Une étude récente menée à Vienne jette un coup de lumière inquiétant sur l’intégration d’une partie de la jeunesse immigrée en Autriche. Selon ce rapport intitulé « Entre reconnaissance et dévalorisation », près de 41 % des jeunes musulmans interrogés affirment que les règles de leur religion sont supérieures aux lois de la République d’Autriche.

L’enquête, qui a porté sur un échantillon de 1 200 jeunes âgés de 14 à 21 ans, révèle une adhésion profonde à une pratique stricte de l’islam dans la sphère publique. En effet, 64 % des sondés estiment que les préceptes islamiques doivent régir tous les aspects de la vie quotidienne et être rigoureusement observés. Cette tendance s’accompagne d’une vision normative de la société, puisque plus de la moitié des répondants considèrent que le port du voile devrait être obligatoire pour toutes les femmes musulmanes dans l’espace public.

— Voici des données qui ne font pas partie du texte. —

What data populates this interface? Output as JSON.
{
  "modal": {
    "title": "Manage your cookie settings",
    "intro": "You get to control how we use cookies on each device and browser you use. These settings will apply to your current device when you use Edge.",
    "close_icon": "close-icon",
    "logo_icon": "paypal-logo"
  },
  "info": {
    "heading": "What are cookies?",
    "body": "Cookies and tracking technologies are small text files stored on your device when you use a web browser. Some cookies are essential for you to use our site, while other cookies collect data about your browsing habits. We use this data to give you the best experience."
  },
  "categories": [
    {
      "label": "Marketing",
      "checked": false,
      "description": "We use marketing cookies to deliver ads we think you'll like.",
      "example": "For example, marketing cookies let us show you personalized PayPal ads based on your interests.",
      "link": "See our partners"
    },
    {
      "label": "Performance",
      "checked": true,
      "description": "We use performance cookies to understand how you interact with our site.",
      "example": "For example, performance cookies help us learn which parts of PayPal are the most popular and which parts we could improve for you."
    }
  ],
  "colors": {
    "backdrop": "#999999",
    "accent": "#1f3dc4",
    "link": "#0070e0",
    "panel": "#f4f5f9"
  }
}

Au-delà de la pratique religieuse, l’étude souligne un sentiment de défiance croissant vis-à-vis de l’Occident. Environ 43 % des jeunes interrogés imputent aux pays occidentaux la responsabilité des problèmes touchant le monde islamique. Cette polarisation semble nourrir une volonté d’engagement radical, une donnée particulièrement préoccupante pour les autorités : 46 % des participants se disent prêts à combattre et à mourir pour défendre leur religion.

Ces résultats témoignent d’une fracture idéologique importante au sein de la capitale autrichienne, où une part non négligeable de la jeunesse semble privilégier la loi religieuse au détriment de l’État de droit traditionnel. Cette situation soulève des questions cruciales sur l’efficacité des modèles d’intégration actuels et sur la montée d’un sentiment anti-occidental qui pourrait, à terme, fragiliser la cohésion sociale et le respect des institutions nationales.